Latency, Loss, Disconnections, and Jitter Tests
Latency, packet loss and jitter affect everything you do on the internet. If these fare badly, then every other test will fare badly. So they are critical to measure. You can find more detailed information in the Path Quality Part 1: The Surprising Impact of 1% Packet Loss blog series.
UDP Latency and Loss Test
The UDP (User Datagram Protocol) latency and loss test measures the round-trip time of small UDP packets between the router and a target test server. Each packet consists of an 8-byte sequence number and an 8-byte timestamp. If a packet is not received back within two seconds of sending, it is treated as lost.
UDP Latency Test Frequency
The test operates continuously in the background. It is configured to randomly distribute the sending of the echo requests over a fixed interval, reporting the summarized results once the interval has elapsed.

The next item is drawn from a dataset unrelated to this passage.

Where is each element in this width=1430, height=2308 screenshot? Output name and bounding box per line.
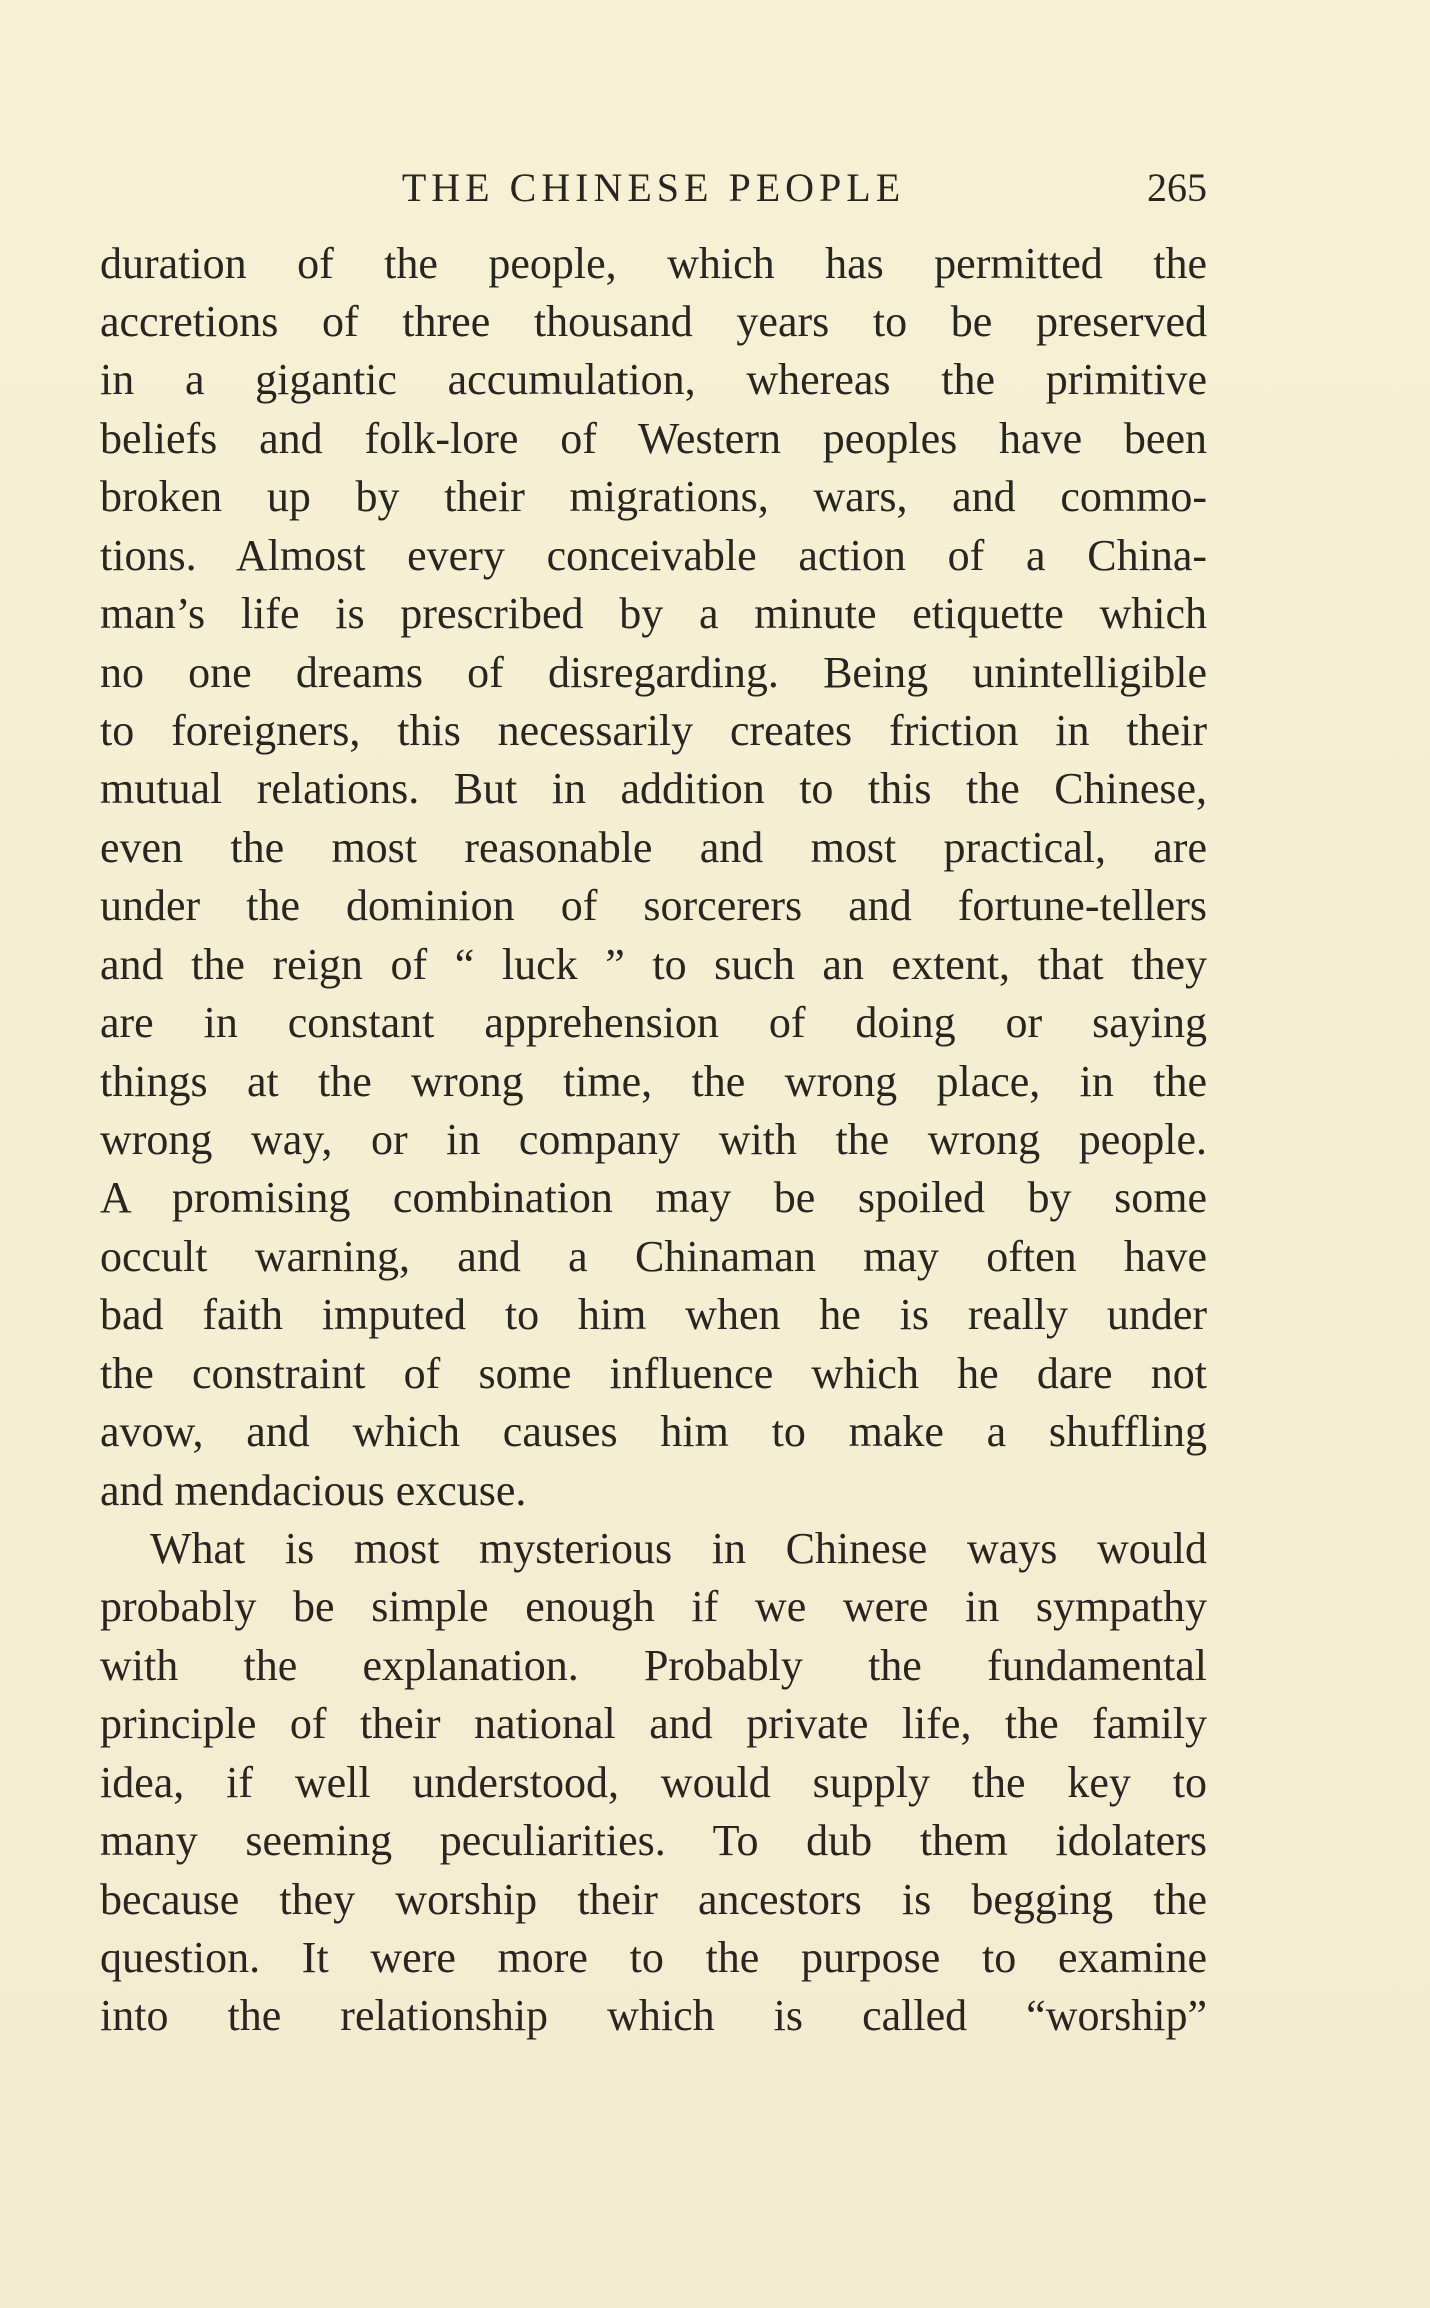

By default, the test is configured to send a packet every 1.5 seconds, meaning a maximum of 2,400 packets sent per hour. This number will usually be lower, typically around 2000 packets, as by default the test will not send packets when other tests are in progress, or when cross-traffic (i.e., other internet activity – see Testing Thresholds) is detected. A higher or lower sampling rate may be used if desired, up to a maximum of reporting on a one-minute aggregation level, or a minimum of reporting on a 24-hour aggregation level.
UDP Latency Test Metrics
The test records the number of packets sent each hour, the average round-trip time of the packets, and the total number of packets lost. The test uses the 99th percentile when calculating the summarized minimum, maximum and average results on the Device Agent.
The following key metrics are recorded by the test:
Round-trip latency (mean).
Round-trip latency (minimum).
Round-trip latency (maximum).
Round-trip latency (standard deviation).
Round-trip packet loss.
Number of packets sent and received.
Hostname and IP address of the test server.
ICMP Ping Test
We offer ICMP (Internet Control Message Protocol) ping tests that, similar to the UDP latency test, provide the round-trip time of a reply from an ICMP type 8 (echo request) packet sent to the target hostname or IP address.
Contiguous Latency and Loss (Disconnections) Test
The contiguous latency and loss (disconnections) test is an optional extension to the UDP latency/loss test. It records instances when two or more consecutive packets are lost to the same test server. Alongside each event, we record the timestamp, the number of packets lost and the duration of the event.
By executing the test against multiple diverse servers, you can begin to observe server outages (when multiple probes see disconnection events to the same server simultaneously) and disconnections of your users' home or office connection (when a single probe loses connectivity to all servers simultaneously).
Typically, this test works best at a high frequency like the UDP latency/loss test of one packet every 1.5s, which is approximately ~2000 packets per hour given reasonable levels of cross-traffic. This provides a resolution of 2-4 seconds for disconnection events.
UDP Jitter Test
The UDP jitter test is commonly used to simulate a synthetic VoIP (voice-over-IP) call where a real SIP server is unavailable. It uses a fixed-rate stream of UDP traffic, running between agent and test node. A bi-directional 64 kbps stream is used with the same characteristics and properties (i.e. packet sizes, delays, bitrate) as the G.711 audio codec.
The agent initiates the connection, thus overcoming NAT (network address translation) issues, and informs the server of the rate and characteristics with which it would like to receive the return stream.
The standard configuration uses 500 packets upstream and 500 packets downstream.
The agent records the round-trip-time (latency), the number of packets it sent and received (loss rate), and the jitter observed for packets it received from the server. The server does the same, but with the reverse traffic flow, thus providing bi-directional loss and jitter. Importantly, we are able to use these measures as an alternative when the UDP latency and loss test is not available to be used.
Jitter is calculated using the PDV (packet delay variation) approach described in section 4.2 of RFC 5481. The 99th percentile is recorded and used in all calculations when deriving the PDV.